I see that about half of the people on the IMDb love this and consider it an adorably wacky comedy with a cockeyed sense of humor (the other half consider it a total piece of shit). The people who love it assume it is intending to be funny, which may be giving it more credit than it merits. I'm not sure this was MEANT to be funny overall, so much as it just ended up that way. Surely it is content to be quite casual and extremely silly, and there are several instances where you say "Okay, they can't possibly be serious." But that doesn't necessarily mean that there's a coherent sense of parody or humor here.
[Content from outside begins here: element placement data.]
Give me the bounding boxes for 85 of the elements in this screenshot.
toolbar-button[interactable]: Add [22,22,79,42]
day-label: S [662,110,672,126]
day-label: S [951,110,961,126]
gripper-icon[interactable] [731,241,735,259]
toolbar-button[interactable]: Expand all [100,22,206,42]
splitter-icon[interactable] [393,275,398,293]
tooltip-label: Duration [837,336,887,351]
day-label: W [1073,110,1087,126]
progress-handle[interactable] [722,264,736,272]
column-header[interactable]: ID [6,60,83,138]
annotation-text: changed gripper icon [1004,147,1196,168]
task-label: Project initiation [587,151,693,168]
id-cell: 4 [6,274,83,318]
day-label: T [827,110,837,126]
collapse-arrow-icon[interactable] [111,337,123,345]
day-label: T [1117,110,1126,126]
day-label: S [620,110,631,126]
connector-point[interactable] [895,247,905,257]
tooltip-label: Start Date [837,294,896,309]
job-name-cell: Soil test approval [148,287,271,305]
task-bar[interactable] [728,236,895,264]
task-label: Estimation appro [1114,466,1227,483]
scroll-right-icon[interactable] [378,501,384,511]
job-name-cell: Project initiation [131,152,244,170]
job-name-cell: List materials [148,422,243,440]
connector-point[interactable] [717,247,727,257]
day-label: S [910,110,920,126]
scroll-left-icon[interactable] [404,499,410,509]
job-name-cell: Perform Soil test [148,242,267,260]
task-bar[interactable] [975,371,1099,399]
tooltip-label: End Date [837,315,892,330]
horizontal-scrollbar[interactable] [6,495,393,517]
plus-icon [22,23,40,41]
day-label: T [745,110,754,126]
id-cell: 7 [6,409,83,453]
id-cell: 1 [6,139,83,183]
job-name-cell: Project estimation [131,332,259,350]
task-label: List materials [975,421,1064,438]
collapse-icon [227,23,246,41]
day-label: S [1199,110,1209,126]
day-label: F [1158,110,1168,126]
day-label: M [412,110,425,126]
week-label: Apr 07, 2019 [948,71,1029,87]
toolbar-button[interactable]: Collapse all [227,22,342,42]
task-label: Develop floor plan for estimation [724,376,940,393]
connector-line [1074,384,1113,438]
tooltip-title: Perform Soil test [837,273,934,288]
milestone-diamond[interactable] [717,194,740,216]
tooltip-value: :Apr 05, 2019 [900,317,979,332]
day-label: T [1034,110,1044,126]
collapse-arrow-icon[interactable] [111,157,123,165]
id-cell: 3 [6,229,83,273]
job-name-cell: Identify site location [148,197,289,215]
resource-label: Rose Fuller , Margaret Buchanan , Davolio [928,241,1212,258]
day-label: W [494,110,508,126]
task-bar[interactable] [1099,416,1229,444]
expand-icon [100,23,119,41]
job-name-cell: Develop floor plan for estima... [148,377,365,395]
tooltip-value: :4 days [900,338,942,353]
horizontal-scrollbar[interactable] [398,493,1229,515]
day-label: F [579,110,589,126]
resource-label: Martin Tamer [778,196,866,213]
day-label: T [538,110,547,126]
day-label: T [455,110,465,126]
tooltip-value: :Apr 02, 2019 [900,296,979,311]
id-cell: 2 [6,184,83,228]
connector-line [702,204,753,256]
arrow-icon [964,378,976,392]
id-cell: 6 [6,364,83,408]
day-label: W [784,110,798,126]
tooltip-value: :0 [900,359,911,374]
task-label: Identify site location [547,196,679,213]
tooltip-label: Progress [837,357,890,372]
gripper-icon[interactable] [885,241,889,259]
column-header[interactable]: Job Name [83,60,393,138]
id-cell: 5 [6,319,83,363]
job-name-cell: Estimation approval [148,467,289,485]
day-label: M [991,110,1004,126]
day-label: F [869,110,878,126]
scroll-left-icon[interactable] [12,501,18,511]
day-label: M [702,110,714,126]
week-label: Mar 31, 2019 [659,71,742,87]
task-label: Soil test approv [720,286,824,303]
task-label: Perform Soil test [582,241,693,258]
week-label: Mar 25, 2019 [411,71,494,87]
I think we should take Hodges at his word that it was largely improvised and they didn't have much in the way of a script, and assume that mostly this is cobbled together from what they could piece together out of the footage they ended up with.
Nevertheless, agreeably silly and visually outrageous, which is kind of enough, if only for once. If you're expecting an even somewhat coherent sci-fi action movie that makes sense, well.... But if you go in asking nothing more than a wild time without much substance, this will, umm... fulfill your expectations.
I think you should see it once, if only to see how nutty it is.